2. Dalam memberikan pertimbangan hukum putusan Pengadilan Meskipun Putusan tersebut sudah sesuai dengan ketentuan-ketentuan hukum yang berlaku mengenai perlindungan merek di Indonesia, namun berdasarkan kronologis kasus “Merek HONGTASHAN” antara Penggugat dan Tergugat ada beberapa hal yang menjadi catatan penulis untuk diperhatikan oleh Majelis Hakim dalam pertimbangannya yaitu: mengenai pemberian waktu terhadap penggugat untuk mengajukan dalil-dalilnya dengan menghadirkan bukti yang asli sangat sedikit sementara bukti bukti asli yang harus dihadirkan dikirim dari China, agar diberikan waktu yang cukup. Selanjutnya pertimbangan mengenai keterkenalan dan luas jaringan dari suatu merek yang terdaftar di seluruh dunia serta memperhatikan juga Konvesi mengenai TRIPS yang menyangkut perlindungan merek dagang yang sudah diratifikasi oleh Negara Indonesia karena bagaimanapun di era globalisasi akan begitu banyak merek-merek yang akan masuk ke Indonesia untuk memperluas bisnisnya, jika pemegang hak atas merek asli dalam hal ini punya negara asing yang sesungguhnya menjadi pemiliknya tidak dilindungi maka bukan tidak mungkin akan berpengaruh juga terhadap iklim investasi.
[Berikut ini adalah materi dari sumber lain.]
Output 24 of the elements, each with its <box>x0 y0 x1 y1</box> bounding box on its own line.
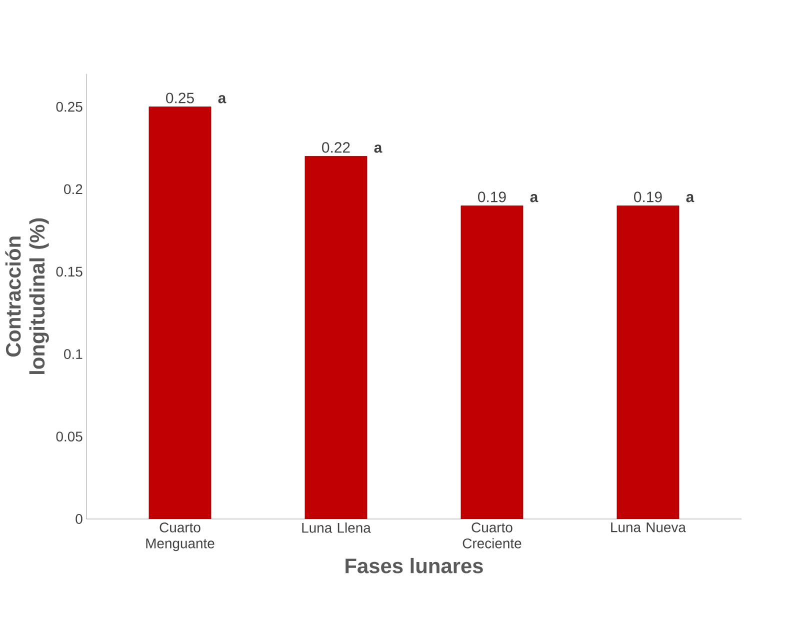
y-tick-label: 0.1 <box>64 349 82 360</box>
annotation: a <box>374 144 382 153</box>
y-tick-label: 0.05 <box>56 432 82 442</box>
x-axis-title: Fases lunares <box>346 558 483 574</box>
y-tick-label: 0.15 <box>56 266 82 277</box>
y-tick-label: 0.2 <box>64 184 82 194</box>
x-tick-label: Luna Nueva <box>611 522 686 532</box>
bar <box>460 206 524 519</box>
x-tick-label: Cuarto Menguante <box>146 522 214 552</box>
bar <box>616 206 680 519</box>
bar <box>148 106 212 519</box>
data-label: 0.19 <box>478 192 506 202</box>
data-label: 0.19 <box>634 192 662 202</box>
annotation: a <box>218 95 226 104</box>
data-label: 0.22 <box>322 142 350 153</box>
annotation: a <box>686 194 694 202</box>
y-tick-label: 0 <box>76 514 82 524</box>
annotation: a <box>530 194 538 202</box>
bar <box>304 156 368 519</box>
x-tick-label: Cuarto Creciente <box>462 522 522 548</box>
x-tick-label: Luna Llena <box>302 522 371 533</box>
y-tick-label: 0.25 <box>56 102 82 112</box>
y-axis-title: Contracción longitudinal (%) <box>5 218 49 374</box>
data-label: 0.25 <box>166 92 194 104</box>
Dalam perkara persamaaan pada pokoknya yang melibatkan merek HONGTASHAN tersebut, jika diperhatikan Pemilik Merek yang sesungguhnya adalah berasal dari China namun karena pertimbangan hukum dan bukti-bukti yang tidak kuat maka yang berhak atas merek
118
HONGTASHAN di Indonesia adalah warga Negara Indonesia yang sudah terlebih dahulu melakukan pendaftaran di Dirjen HaKI. Perkara Merek HONGTASHAN tersebut merupakan suatu pengalaman bahwa ternyata tidak selamanya yang merupakan pemilik dari suatu merek dagang yang terkenal di suatu kawasan atau negara otomatis menjadi berhak atas kepemilikan merek yang sama di kawasan atau negara yang lain. Untuk mencapai keadilan yang sesungguhnya sehingga pemegang merek yang asli tidak dirugikan dan memperoleh Perlindungan Hukum maka diperlukan terobosan aturan dan pertimbangan-pertimbangan hukum yang menjamin perlindungan hukum pada pemegang merek asli.